Washington is well known for being a hotbed for commercial and military aviation. But did you know that every spacecraft bound for planetary or interplanetary exploration over the last 50 years carries a piece of Washington with it?
From the Curiosity Mars lander to Voyager, the first spacecraft to leave our solar system, propulsion has been provided by Aerojet Rocketdyne in Redmond, Washington. To date, the company has produced more than 20,000 thrusters and rockets, from small maneuvering engines with just a pound of thrust to larger rockets that have 600 pounds of thrust.
The company has been producing propulsion systems since 1968 and has a 100% success rate. Even after months of inactivity, the thrusters reignite on command, carrying out precise burns that allow space vehicles to land on alien worlds and fly through the spaces between Saturn’s rings. The company’s dependable thrusters even saved a multi-million mission when a competitor’s rockets failed to send a satellite into the correct orbit.
Aerojet Rocketdyne is a fine example of how Washington’s culture of creativity and cross-pollination continues to define entire markets.

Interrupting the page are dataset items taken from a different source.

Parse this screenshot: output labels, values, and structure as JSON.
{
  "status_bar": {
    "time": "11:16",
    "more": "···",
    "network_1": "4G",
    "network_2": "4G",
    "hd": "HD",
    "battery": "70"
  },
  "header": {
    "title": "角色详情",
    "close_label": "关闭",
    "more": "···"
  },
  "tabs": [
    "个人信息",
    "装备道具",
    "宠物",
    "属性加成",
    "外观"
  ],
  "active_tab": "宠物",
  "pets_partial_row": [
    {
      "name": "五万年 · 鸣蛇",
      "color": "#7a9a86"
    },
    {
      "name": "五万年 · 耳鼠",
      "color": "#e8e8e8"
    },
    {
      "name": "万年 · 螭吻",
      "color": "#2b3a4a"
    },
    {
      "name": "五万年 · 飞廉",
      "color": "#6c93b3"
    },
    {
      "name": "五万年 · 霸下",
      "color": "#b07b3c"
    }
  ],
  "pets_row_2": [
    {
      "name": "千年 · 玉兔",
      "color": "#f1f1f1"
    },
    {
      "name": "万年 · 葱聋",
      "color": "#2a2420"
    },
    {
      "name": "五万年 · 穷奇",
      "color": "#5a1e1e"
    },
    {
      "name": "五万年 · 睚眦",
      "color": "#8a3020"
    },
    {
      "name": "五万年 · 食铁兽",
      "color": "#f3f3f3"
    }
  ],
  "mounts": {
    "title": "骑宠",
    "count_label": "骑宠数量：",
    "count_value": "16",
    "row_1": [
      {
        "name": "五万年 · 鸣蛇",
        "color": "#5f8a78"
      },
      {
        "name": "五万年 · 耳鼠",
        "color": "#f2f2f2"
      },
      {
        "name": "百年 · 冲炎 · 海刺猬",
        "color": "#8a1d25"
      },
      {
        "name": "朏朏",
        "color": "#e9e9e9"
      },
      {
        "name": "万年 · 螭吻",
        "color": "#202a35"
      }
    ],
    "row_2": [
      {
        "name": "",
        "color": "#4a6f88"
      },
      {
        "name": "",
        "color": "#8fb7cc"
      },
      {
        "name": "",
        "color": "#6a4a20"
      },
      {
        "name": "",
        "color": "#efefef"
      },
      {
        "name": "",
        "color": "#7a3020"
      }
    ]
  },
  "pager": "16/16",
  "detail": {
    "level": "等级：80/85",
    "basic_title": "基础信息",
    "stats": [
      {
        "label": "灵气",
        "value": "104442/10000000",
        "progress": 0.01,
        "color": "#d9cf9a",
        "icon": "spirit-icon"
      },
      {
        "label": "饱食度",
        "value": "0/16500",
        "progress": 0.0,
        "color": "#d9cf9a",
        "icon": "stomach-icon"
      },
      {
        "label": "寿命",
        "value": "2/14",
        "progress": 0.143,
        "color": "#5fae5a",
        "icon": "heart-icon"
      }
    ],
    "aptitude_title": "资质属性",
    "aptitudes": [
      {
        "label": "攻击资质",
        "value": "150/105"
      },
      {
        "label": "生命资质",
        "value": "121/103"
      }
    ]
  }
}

The company’s founders came by way of Boeing, creating a new company in South Park known initially as Rocket Research.
One can only imagine how satisfying it is for any one of the company’s 400 employees to look up in the sky on any particular night, knowing that their hard work is somewhere out there in the vast reaches of space, expanding our understanding of the solar system and what lies beyond it.